VATICAN CITY - Roman Catholic Cardinals began a secret conclave on Monday in the splendour of the Sistine Chapel but failed in a initial vote to find a successor to Pope John Paul.
Some 2-1/2 hours after the cardinals locked themselves away from the world inside the frescoed chapel, billows of thick, black smoke poured out of the building's chimney at about 5am NZT, indicating that the required majority had not been reached.
Crowds of expectant Italians and tourists who had waited for hours in St. Peter's Square cheered when they saw the smoke signal the end of the first day of the first conclave of the third millennium.
There was a moment of uncertainty as the first grey puffs left it unclear whether the smoke was intended to be black or white -- which would have meant a pope had been chosen.

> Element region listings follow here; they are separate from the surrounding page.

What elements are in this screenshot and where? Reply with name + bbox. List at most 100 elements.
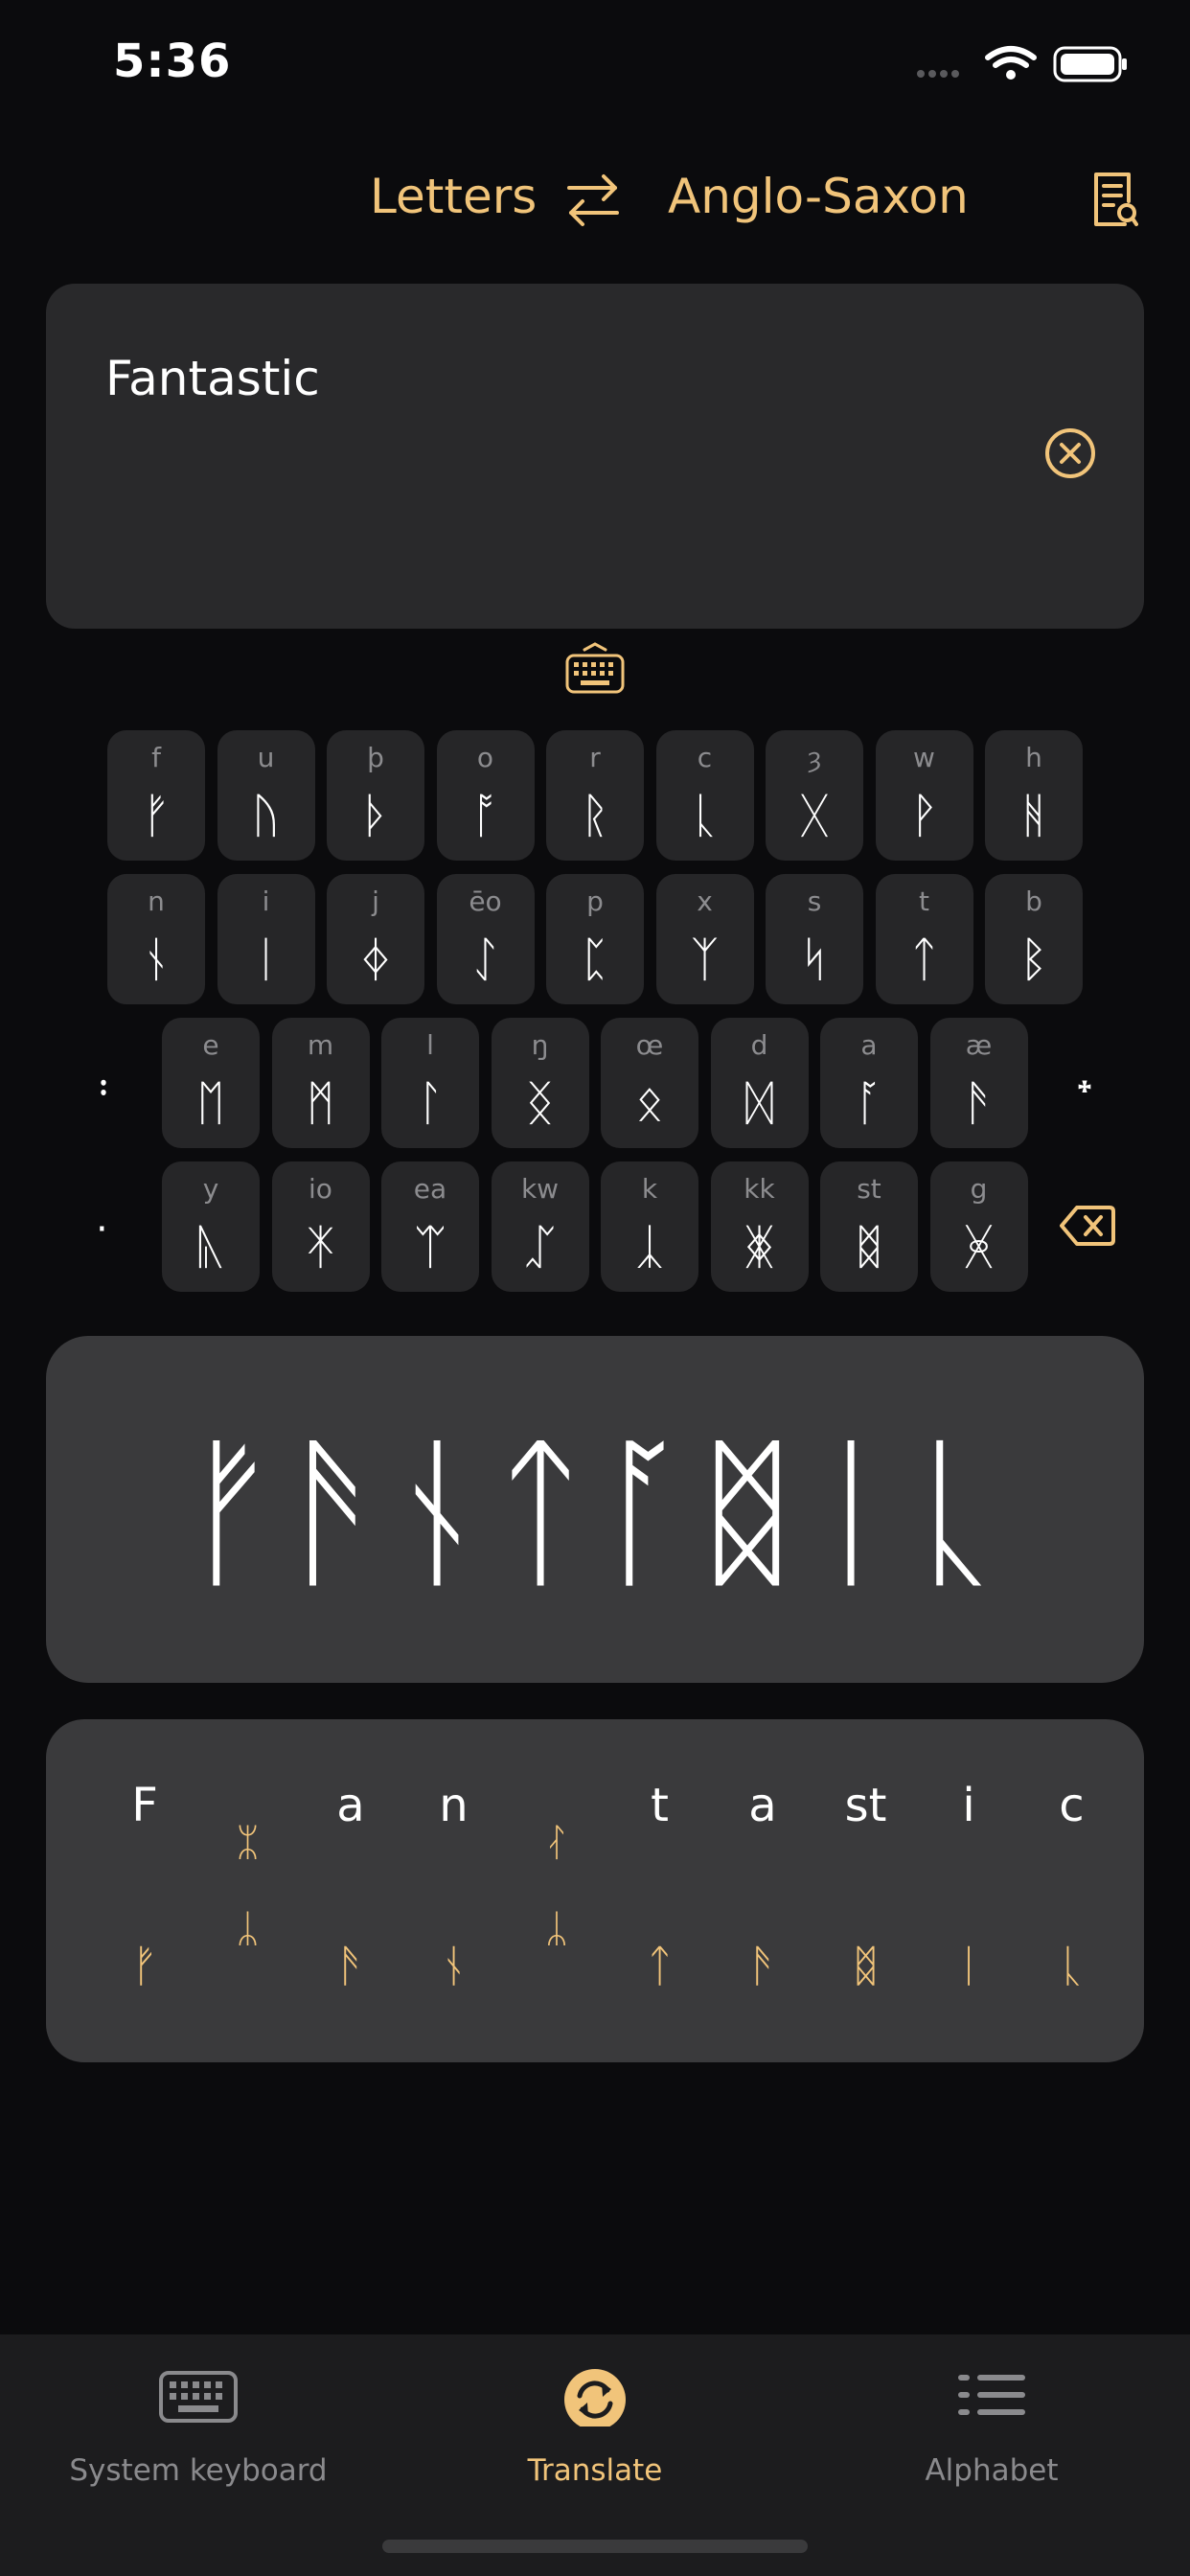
rune-key-latin-label: n xyxy=(148,886,165,917)
rune-key-latin-label: c xyxy=(697,742,713,773)
rune-key[interactable]: ea ᛠ xyxy=(381,1162,479,1292)
swap-arrows-icon[interactable] xyxy=(565,171,621,230)
rune-key[interactable]: yᚣ xyxy=(162,1162,260,1292)
list-icon xyxy=(958,2375,1025,2415)
rune-key-glyph: ᛡ xyxy=(306,1219,335,1275)
rune-key-glyph: ᛒ xyxy=(1019,932,1048,987)
rune-key-glyph: ᛁ xyxy=(251,932,281,987)
rune-key-latin-label: d xyxy=(750,1029,768,1061)
breakdown-latin: a xyxy=(336,1779,365,1832)
rune-key-glyph: ᚩ xyxy=(470,788,500,843)
rune-key-latin-label: o xyxy=(476,742,494,773)
breakdown-latin: t xyxy=(651,1779,669,1832)
rune-key[interactable]: ȝᚷ xyxy=(766,730,863,861)
colon-key[interactable]: ᛬ xyxy=(92,1066,115,1110)
rune-key-glyph: ᚪ xyxy=(855,1075,883,1131)
clear-icon[interactable] xyxy=(1044,427,1096,479)
rune-key[interactable]: dᛞ xyxy=(710,1018,809,1148)
dot-key[interactable]: · xyxy=(96,1208,108,1252)
tab-label: Translate xyxy=(527,2453,663,2488)
rune-key-glyph: ᛠ xyxy=(416,1219,445,1275)
rune-key[interactable]: bᛒ xyxy=(985,874,1083,1004)
rune-key-glyph: ᛈ xyxy=(581,932,609,987)
rune-key[interactable]: nᚾ xyxy=(107,874,205,1004)
rune-key-glyph: ᛉ xyxy=(690,932,720,987)
rune-key[interactable]: ēo ᛇ xyxy=(436,874,535,1004)
rune-key[interactable]: jᛄ xyxy=(327,874,424,1004)
tab-system-keyboard[interactable]: System keyboard xyxy=(0,2334,397,2576)
cross-key[interactable]: ᛭ xyxy=(1073,1066,1096,1110)
rune-key-latin-label: s xyxy=(807,886,822,917)
breakdown-latin: F xyxy=(131,1779,158,1832)
rune-key[interactable]: wᚹ xyxy=(875,730,973,861)
rune-key[interactable]: æᚫ xyxy=(929,1018,1028,1148)
rune-key-glyph: ᚦ xyxy=(361,788,390,843)
keyboard-icon xyxy=(159,2371,238,2423)
rune-key[interactable]: lᛚ xyxy=(381,1018,479,1148)
rune-key[interactable]: uᚢ xyxy=(217,730,315,861)
rune-key[interactable]: eᛖ xyxy=(162,1018,260,1148)
rune-key-glyph: ᛤ xyxy=(744,1219,774,1275)
rune-key[interactable]: io ᛡ xyxy=(271,1162,370,1292)
rune-key[interactable]: fᚠ xyxy=(107,730,205,861)
rune-key-latin-label: þ xyxy=(367,742,384,773)
target-language-button[interactable]: Anglo-Saxon xyxy=(668,169,969,224)
rune-key-latin-label: kw xyxy=(520,1173,560,1205)
rune-key[interactable]: sᛋ xyxy=(766,874,863,1004)
rune-key[interactable]: pᛈ xyxy=(546,874,644,1004)
rune-key-latin-label: ea xyxy=(413,1173,447,1205)
text-input-card[interactable]: Fantastic xyxy=(46,284,1144,629)
backspace-icon[interactable] xyxy=(1060,1204,1115,1248)
breakdown-variant-rune: ᛯ xyxy=(236,1821,260,1865)
rune-key-glyph: ᛟ xyxy=(635,1075,664,1131)
keyboard-toggle-icon[interactable] xyxy=(565,640,625,696)
document-search-icon[interactable] xyxy=(1090,171,1138,230)
rune-key[interactable]: oᚩ xyxy=(436,730,535,861)
rune-key-glyph: ᚾ xyxy=(142,932,171,987)
rune-key-glyph: ᛋ xyxy=(800,932,829,987)
breakdown-rune: ᚠ xyxy=(131,1940,158,1991)
tab-label: System keyboard xyxy=(69,2453,328,2488)
rune-key-latin-label: kk xyxy=(744,1173,775,1205)
breakdown-rune: ᛁ xyxy=(955,1940,982,1991)
rune-key-glyph: ᛖ xyxy=(196,1075,225,1131)
rune-key-latin-label: f xyxy=(151,742,161,773)
rune-key-glyph: ᛏ xyxy=(909,932,939,987)
rune-key[interactable]: rᚱ xyxy=(546,730,644,861)
rune-key[interactable]: tᛏ xyxy=(875,874,973,1004)
rune-key-latin-label: æ xyxy=(965,1029,993,1061)
rune-key[interactable]: þᚦ xyxy=(327,730,424,861)
rune-key-glyph: ᛥ xyxy=(855,1219,883,1275)
source-language-button[interactable]: Letters xyxy=(370,169,537,224)
breakdown-rune: ᛥ xyxy=(852,1940,880,1991)
rune-key[interactable]: ŋᛝ xyxy=(491,1018,589,1148)
tab-alphabet[interactable]: Alphabet xyxy=(793,2334,1190,2576)
breakdown-rune: ᚫ xyxy=(749,1940,776,1991)
rune-key-glyph: ᛗ xyxy=(306,1075,335,1131)
rune-key[interactable]: mᛗ xyxy=(271,1018,370,1148)
breakdown-latin: i xyxy=(962,1779,975,1832)
rune-key-glyph: ᚣ xyxy=(196,1219,225,1275)
cellular-signal-icon xyxy=(917,70,959,78)
text-input[interactable]: Fantastic xyxy=(105,351,320,406)
rune-key[interactable]: xᛉ xyxy=(655,874,754,1004)
rune-key[interactable]: kk ᛤ xyxy=(710,1162,809,1292)
rune-key[interactable]: œᛟ xyxy=(601,1018,698,1148)
battery-icon xyxy=(1053,46,1127,82)
rune-key-latin-label: y xyxy=(202,1173,219,1205)
rune-key[interactable]: hᚻ xyxy=(985,730,1083,861)
rune-key[interactable]: gᚸ xyxy=(929,1162,1028,1292)
rune-output-text: ᚠᚫᚾᛏᚪᛥᛁᚳ xyxy=(180,1418,1009,1608)
rune-key[interactable]: kw ᛢ xyxy=(491,1162,589,1292)
rune-key[interactable]: st ᛥ xyxy=(820,1162,918,1292)
rune-key[interactable]: iᛁ xyxy=(217,874,315,1004)
rune-key-glyph: ᛞ xyxy=(744,1075,774,1131)
home-indicator xyxy=(382,2540,808,2553)
rune-key-latin-label: e xyxy=(202,1029,219,1061)
breakdown-rune: ᚳ xyxy=(1058,1940,1086,1991)
breakdown-latin: a xyxy=(748,1779,777,1832)
rune-key[interactable]: cᚳ xyxy=(655,730,754,861)
rune-key[interactable]: aᚪ xyxy=(820,1018,918,1148)
rune-key[interactable]: kᛣ xyxy=(601,1162,698,1292)
status-icons xyxy=(917,46,1127,82)
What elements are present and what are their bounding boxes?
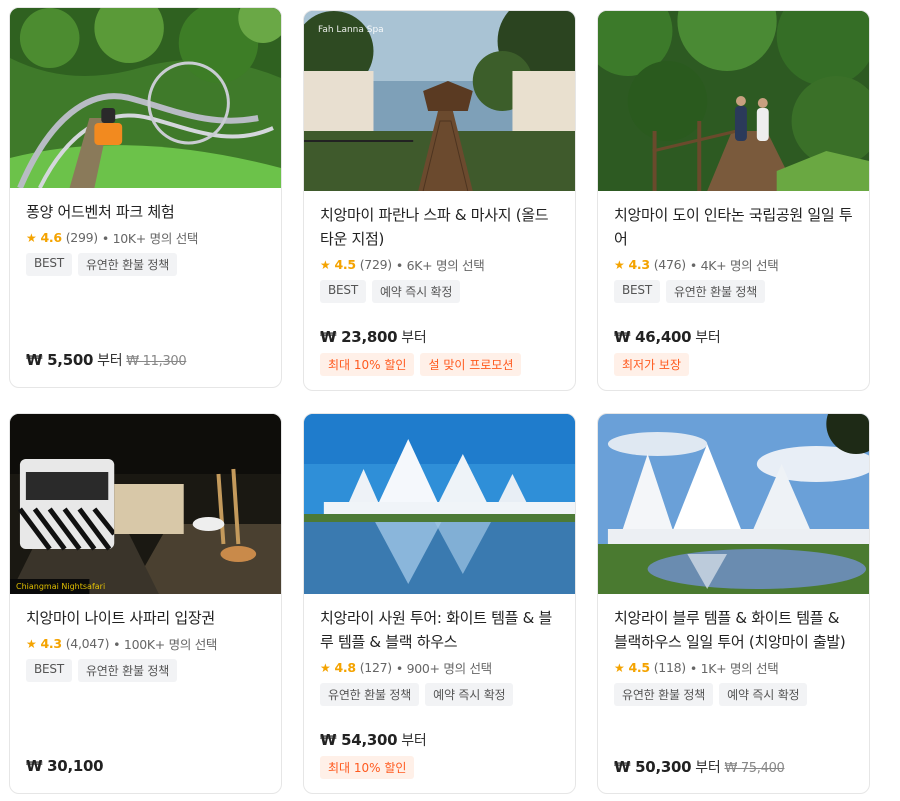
rating-score: 4.3 xyxy=(40,636,62,651)
product-card[interactable]: 치앙라이 블루 템플 & 화이트 템플 & 블랙하우스 일일 투어 (치앙마이 … xyxy=(597,413,870,794)
price-row: ₩ 54,300 부터 xyxy=(320,730,427,750)
original-price: ₩ 11,300 xyxy=(126,354,187,369)
image-watermark: Chiangmai Nightsafari xyxy=(16,582,106,591)
booked-count: • 1K+ 명의 선택 xyxy=(689,661,779,676)
promo-list: 최대 10% 할인 xyxy=(320,756,415,779)
product-image-white-temple xyxy=(304,414,575,594)
star-icon: ★ xyxy=(26,636,37,651)
tag-badge: 유연한 환불 정책 xyxy=(320,683,420,706)
lowest-price-badge: 최저가 보장 xyxy=(614,353,690,376)
booked-count: • 4K+ 명의 선택 xyxy=(689,258,779,273)
price: ₩ 23,800 xyxy=(320,328,398,346)
product-image-night-safari: Chiangmai Nightsafari xyxy=(10,414,281,594)
product-card[interactable]: 치앙마이 도이 인타논 국립공원 일일 투어 ★ 4.3 (476) • 4K+… xyxy=(597,10,870,391)
image-watermark: Fah Lanna Spa xyxy=(318,25,384,35)
price-row: ₩ 46,400 부터 xyxy=(614,327,721,347)
rating-row: ★ 4.8 (127) • 900+ 명의 선택 xyxy=(320,658,559,677)
product-image-forest xyxy=(598,11,869,191)
product-card[interactable]: 치앙라이 사원 투어: 화이트 템플 & 블루 템플 & 블랙 하우스 ★ 4.… xyxy=(303,413,576,794)
star-icon: ★ xyxy=(614,660,625,675)
rating-score: 4.8 xyxy=(334,660,356,675)
price: ₩ 5,500 xyxy=(26,351,94,369)
rating-row: ★ 4.3 (4,047) • 100K+ 명의 선택 xyxy=(26,634,265,653)
rating-row: ★ 4.5 (729) • 6K+ 명의 선택 xyxy=(320,255,559,274)
rating-score: 4.5 xyxy=(334,257,356,272)
tag-list: BEST 유연한 환불 정책 xyxy=(26,253,265,276)
tag-list: 유연한 환불 정책 예약 즉시 확정 xyxy=(320,683,559,706)
tag-list: BEST 유연한 환불 정책 xyxy=(614,280,853,303)
star-icon: ★ xyxy=(614,257,625,272)
price-from-label: 부터 xyxy=(695,760,721,776)
promotion-badge: 설 맞이 프로모션 xyxy=(420,353,522,376)
review-count: (127) xyxy=(359,660,392,675)
product-card[interactable]: Chiangmai Nightsafari 치앙마이 나이트 사파리 입장권 ★… xyxy=(9,413,282,794)
discount-badge: 최대 10% 할인 xyxy=(320,353,415,376)
review-count: (299) xyxy=(65,230,98,245)
rating-row: ★ 4.3 (476) • 4K+ 명의 선택 xyxy=(614,255,853,274)
tag-badge: BEST xyxy=(320,280,366,303)
product-title[interactable]: 치앙마이 도이 인타논 국립공원 일일 투어 xyxy=(614,203,853,251)
rating-score: 4.3 xyxy=(628,257,650,272)
rating-row: ★ 4.6 (299) • 10K+ 명의 선택 xyxy=(26,228,265,247)
rating-row: ★ 4.5 (118) • 1K+ 명의 선택 xyxy=(614,658,853,677)
booked-count: • 100K+ 명의 선택 xyxy=(113,637,218,652)
original-price: ₩ 75,400 xyxy=(724,761,785,776)
star-icon: ★ xyxy=(320,257,331,272)
booked-count: • 900+ 명의 선택 xyxy=(395,661,492,676)
star-icon: ★ xyxy=(320,660,331,675)
tag-badge: 유연한 환불 정책 xyxy=(77,253,178,276)
review-count: (729) xyxy=(359,257,392,272)
product-card[interactable]: Fah Lanna Spa 치앙마이 파란나 스파 & 마사지 (올드 타운 지… xyxy=(303,10,576,391)
star-icon: ★ xyxy=(26,230,37,245)
product-card[interactable]: 퐁양 어드벤처 파크 체험 ★ 4.6 (299) • 10K+ 명의 선택 B… xyxy=(9,7,282,388)
review-count: (4,047) xyxy=(65,636,110,651)
product-title[interactable]: 퐁양 어드벤처 파크 체험 xyxy=(26,200,265,224)
product-image-spa: Fah Lanna Spa xyxy=(304,11,575,191)
tag-badge: 유연한 환불 정책 xyxy=(77,659,178,682)
price-from-label: 부터 xyxy=(401,733,427,749)
discount-badge: 최대 10% 할인 xyxy=(320,756,415,779)
tag-badge: BEST xyxy=(26,659,72,682)
price-row: ₩ 5,500 부터 ₩ 11,300 xyxy=(26,350,187,370)
tag-badge: 유연한 환불 정책 xyxy=(665,280,766,303)
booked-count: • 10K+ 명의 선택 xyxy=(101,231,199,246)
product-image-coaster xyxy=(10,8,281,188)
review-count: (118) xyxy=(653,660,686,675)
tag-badge: 예약 즉시 확정 xyxy=(425,683,514,706)
rating-score: 4.6 xyxy=(40,230,62,245)
review-count: (476) xyxy=(653,257,686,272)
tag-badge: BEST xyxy=(614,280,660,303)
product-image-white-temple-day xyxy=(598,414,869,594)
tag-badge: BEST xyxy=(26,253,72,276)
product-title[interactable]: 치앙마이 나이트 사파리 입장권 xyxy=(26,606,265,630)
price: ₩ 30,100 xyxy=(26,757,104,775)
price-row: ₩ 23,800 부터 xyxy=(320,327,427,347)
tag-badge: 유연한 환불 정책 xyxy=(614,683,714,706)
price: ₩ 54,300 xyxy=(320,731,398,749)
price-from-label: 부터 xyxy=(695,330,721,346)
tag-list: BEST 유연한 환불 정책 xyxy=(26,659,265,682)
price-row: ₩ 30,100 xyxy=(26,757,104,775)
tag-badge: 예약 즉시 확정 xyxy=(719,683,808,706)
price-from-label: 부터 xyxy=(97,353,123,369)
promo-list: 최저가 보장 xyxy=(614,353,690,376)
booked-count: • 6K+ 명의 선택 xyxy=(395,258,485,273)
tag-badge: 예약 즉시 확정 xyxy=(371,280,461,303)
price-from-label: 부터 xyxy=(401,330,427,346)
product-title[interactable]: 치앙라이 사원 투어: 화이트 템플 & 블루 템플 & 블랙 하우스 xyxy=(320,606,559,654)
price-row: ₩ 50,300 부터 ₩ 75,400 xyxy=(614,757,785,777)
price: ₩ 46,400 xyxy=(614,328,692,346)
rating-score: 4.5 xyxy=(628,660,650,675)
tag-list: 유연한 환불 정책 예약 즉시 확정 xyxy=(614,683,853,706)
tag-list: BEST 예약 즉시 확정 xyxy=(320,280,559,303)
promo-list: 최대 10% 할인 설 맞이 프로모션 xyxy=(320,353,522,376)
product-title[interactable]: 치앙라이 블루 템플 & 화이트 템플 & 블랙하우스 일일 투어 (치앙마이 … xyxy=(614,606,853,654)
product-title[interactable]: 치앙마이 파란나 스파 & 마사지 (올드 타운 지점) xyxy=(320,203,559,251)
price: ₩ 50,300 xyxy=(614,758,692,776)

But it quickly turned a dense black.
The 115 cardinal electors from 52 countries had filed into the Sistine Chapel after hearing a leading contender urge them to choose a man with the courage to defend the traditional doctrines upheld by John Paul.
Under the terms of Church law dating back centuries, the cardinals will vote up to four times a day, twice in the morning and twice in the afternoon, until a pope is selected.
Whoever eventually emerges from the conclave as leader of the 1.1 billion-member Church will have to fill the vacuum left by the death of the Polish Pontiff, whose 26-year papacy was one of the most dynamic in history, but also divisive.
Accompanied by a choir chanting Latin prayers, the red-robed "princes of the Church" walked in procession into the Sistine chapel, where Michelangelo's fresco of the Last Judgment will stare down on their deliberations.
One by one, the cardinals placed their right hand on a book of the gospels laid in the middle of the chapel, swearing an oath of secrecy and fidelity to the Church.
Just hours before the conclave opened, Joseph Ratzinger, the Vatican's doctrinal watchdog for 23 years, warned fellow cardinals that they must choose a pontiff who would support traditional Church orthodoxy.
"An adult faith is not one that follows tides of trends and the latest novelties," he told a pre-conclave Mass at St. Peter's Basilica in a sermon that many Vatican watchers interpreted as a bid to promote his own candidacy.
Since John Paul's death on April 2, media and bookmakers have tipped Ratzinger, a close aide of the Polish pontiff and preacher at his funeral, as the early favourite to succeed him.
But most Vatican experts doubt that the 78-year-old German will be able to garner the two-thirds majority needed to become pope, leaving the field wide open.
Of the eight 20th century conclaves, none took longer than five days, and two were completed on the second day.
Most Vatican experts expect a relatively quick conclave this time around, predicting that white smoke will rise above the Sistine Chapel on Wednesday evening or Thursday.